Alors, au-delà de la colère que génèrent ces meurtriers, au point que beaucoup pensent que les tuer règlerait le problème, il y a lieu d’approfondir la réflexion. Si les femmes sont les premières victimes de ces crimes, elles peuvent cependant faire le pari de venir à bout de cette problématique. Car ce sont des éducatrices par excellence.
Loin de vouloir justifier leur acte, il se trouve que les auteurs ont été des enfants. Ils ont un vécu, un passé. S’y intéresse-t-on lors de leur interpellation ? Leurs histoires, leur parcours pourraient servir de leçon à bon nombre de parents. On a l’impression, au Sénégal, que l’éducation se limite à ‘’dresser’’ la jeune fille. On a l’impression, au Sénégal, que l’éducation revient à laisser le jeune garçon faire ce qu’il veut et veiller à ce qu’il épouse une femme pétrie de valeurs. On a l’impression, au Sénégal, qu’éduquer, c’est juste donner à manger et à boire à sa progéniture, en oubliant qu’elle grandit et a besoin d’orientations pour prendre sa vie en main et faire les bons choix.
Auparavant, l’éducation d’un enfant était l’affaire de toute la famille, de toute une communauté. C’est bien loin d’être le cas aujourd’hui, dans une société qui est en train d’exceller dans l’individualisme. Des parents déjà bien submergés par la poursuite du pain quotidien, de plus en plus hors de portée, peuvent-ils éduquer à eux seuls un individu ?
D’un autre côté, lorsqu’une personne en vient à réduire toute son existence à l’affection d’un seul être, il y a lieu de se poser des questions. Cela peut s’expliquer par le fait que, dans les autres aspects de sa vie, c’est l’hécatombe.

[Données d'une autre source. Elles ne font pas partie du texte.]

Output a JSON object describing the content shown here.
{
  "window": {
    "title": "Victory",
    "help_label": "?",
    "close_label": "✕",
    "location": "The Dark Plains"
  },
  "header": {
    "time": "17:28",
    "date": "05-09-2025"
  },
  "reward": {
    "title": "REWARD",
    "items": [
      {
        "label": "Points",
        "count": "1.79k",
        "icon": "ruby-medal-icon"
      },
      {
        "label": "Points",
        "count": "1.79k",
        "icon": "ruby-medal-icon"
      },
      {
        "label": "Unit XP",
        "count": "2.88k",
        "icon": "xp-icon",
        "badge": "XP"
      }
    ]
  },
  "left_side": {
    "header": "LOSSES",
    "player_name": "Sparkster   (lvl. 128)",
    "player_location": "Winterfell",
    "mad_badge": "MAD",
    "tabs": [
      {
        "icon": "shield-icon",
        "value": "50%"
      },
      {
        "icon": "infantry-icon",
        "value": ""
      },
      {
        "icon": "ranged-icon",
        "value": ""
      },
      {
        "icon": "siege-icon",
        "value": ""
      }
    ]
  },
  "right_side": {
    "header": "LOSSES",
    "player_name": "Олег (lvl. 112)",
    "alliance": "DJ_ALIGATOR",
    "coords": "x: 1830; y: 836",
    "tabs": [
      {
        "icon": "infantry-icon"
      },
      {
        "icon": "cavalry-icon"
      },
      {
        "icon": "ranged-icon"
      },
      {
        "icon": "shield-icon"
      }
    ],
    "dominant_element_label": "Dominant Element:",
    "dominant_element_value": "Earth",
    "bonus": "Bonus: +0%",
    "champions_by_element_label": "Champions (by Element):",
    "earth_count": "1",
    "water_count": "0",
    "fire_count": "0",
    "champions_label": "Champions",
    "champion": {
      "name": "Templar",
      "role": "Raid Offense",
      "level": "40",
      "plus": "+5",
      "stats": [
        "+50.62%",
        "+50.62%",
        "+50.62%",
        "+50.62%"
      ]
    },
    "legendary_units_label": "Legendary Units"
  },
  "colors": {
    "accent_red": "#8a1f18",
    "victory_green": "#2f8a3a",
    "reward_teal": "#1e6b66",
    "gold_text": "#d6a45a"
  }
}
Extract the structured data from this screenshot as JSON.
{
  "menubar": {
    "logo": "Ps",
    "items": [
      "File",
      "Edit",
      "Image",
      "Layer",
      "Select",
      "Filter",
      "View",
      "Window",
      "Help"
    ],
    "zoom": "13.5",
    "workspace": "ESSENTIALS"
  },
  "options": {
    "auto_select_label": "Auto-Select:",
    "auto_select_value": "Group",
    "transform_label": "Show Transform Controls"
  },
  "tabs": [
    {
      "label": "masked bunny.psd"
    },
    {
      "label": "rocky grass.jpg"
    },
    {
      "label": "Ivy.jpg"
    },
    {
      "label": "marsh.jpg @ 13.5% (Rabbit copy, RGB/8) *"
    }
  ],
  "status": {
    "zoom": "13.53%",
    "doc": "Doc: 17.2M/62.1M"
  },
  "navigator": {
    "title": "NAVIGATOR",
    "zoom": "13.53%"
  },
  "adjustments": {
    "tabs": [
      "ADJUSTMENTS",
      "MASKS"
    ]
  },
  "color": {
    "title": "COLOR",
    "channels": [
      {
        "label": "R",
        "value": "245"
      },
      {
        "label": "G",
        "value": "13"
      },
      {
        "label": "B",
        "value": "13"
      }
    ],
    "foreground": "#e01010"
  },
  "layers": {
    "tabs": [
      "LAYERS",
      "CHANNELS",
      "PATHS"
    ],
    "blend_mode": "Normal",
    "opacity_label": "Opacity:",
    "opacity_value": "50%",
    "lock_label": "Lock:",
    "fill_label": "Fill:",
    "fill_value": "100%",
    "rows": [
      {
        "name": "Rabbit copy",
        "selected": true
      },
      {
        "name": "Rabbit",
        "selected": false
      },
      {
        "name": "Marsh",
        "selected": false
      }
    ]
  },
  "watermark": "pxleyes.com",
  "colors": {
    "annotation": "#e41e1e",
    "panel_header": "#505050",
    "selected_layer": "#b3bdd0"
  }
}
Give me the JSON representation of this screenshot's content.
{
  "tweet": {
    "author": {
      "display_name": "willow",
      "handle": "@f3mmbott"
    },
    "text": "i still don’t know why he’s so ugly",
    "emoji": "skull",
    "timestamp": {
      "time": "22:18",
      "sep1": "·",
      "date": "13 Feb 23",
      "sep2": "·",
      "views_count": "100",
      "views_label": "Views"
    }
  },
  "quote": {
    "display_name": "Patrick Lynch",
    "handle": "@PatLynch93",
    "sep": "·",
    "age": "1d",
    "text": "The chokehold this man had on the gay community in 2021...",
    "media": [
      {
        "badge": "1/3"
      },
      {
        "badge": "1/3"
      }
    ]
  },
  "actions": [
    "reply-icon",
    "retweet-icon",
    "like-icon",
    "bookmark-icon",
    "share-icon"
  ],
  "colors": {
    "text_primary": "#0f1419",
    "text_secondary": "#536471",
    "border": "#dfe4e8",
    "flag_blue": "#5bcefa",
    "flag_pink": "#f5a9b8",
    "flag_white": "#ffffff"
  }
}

En effet, à côté de ceux qui marchent pour exiger de meilleures conditions de vie, il y a ceux qui souffrent en silence. Et il y a ceux qui ont des esprits malsains dans un corps sain. La société sénégalaise, si souvent citée en exemple, est dans un état de putréfaction avancée que l’on refuse de voir. L’éducation sous toutes ses formes est malade. Combien de familles sont désagrégées ? Combien de jeunes sont livrés à eux-mêmes ? Combien de Sénégalais vivent avec un lourd paquet de frustrations ? On ferait mieux de chercher à comprendre ce qui se cache derrière ces assassinats de femmes. Sinon, la liste risque de s’allonger et les prisonniers d’aujourd’hui seront libres demain.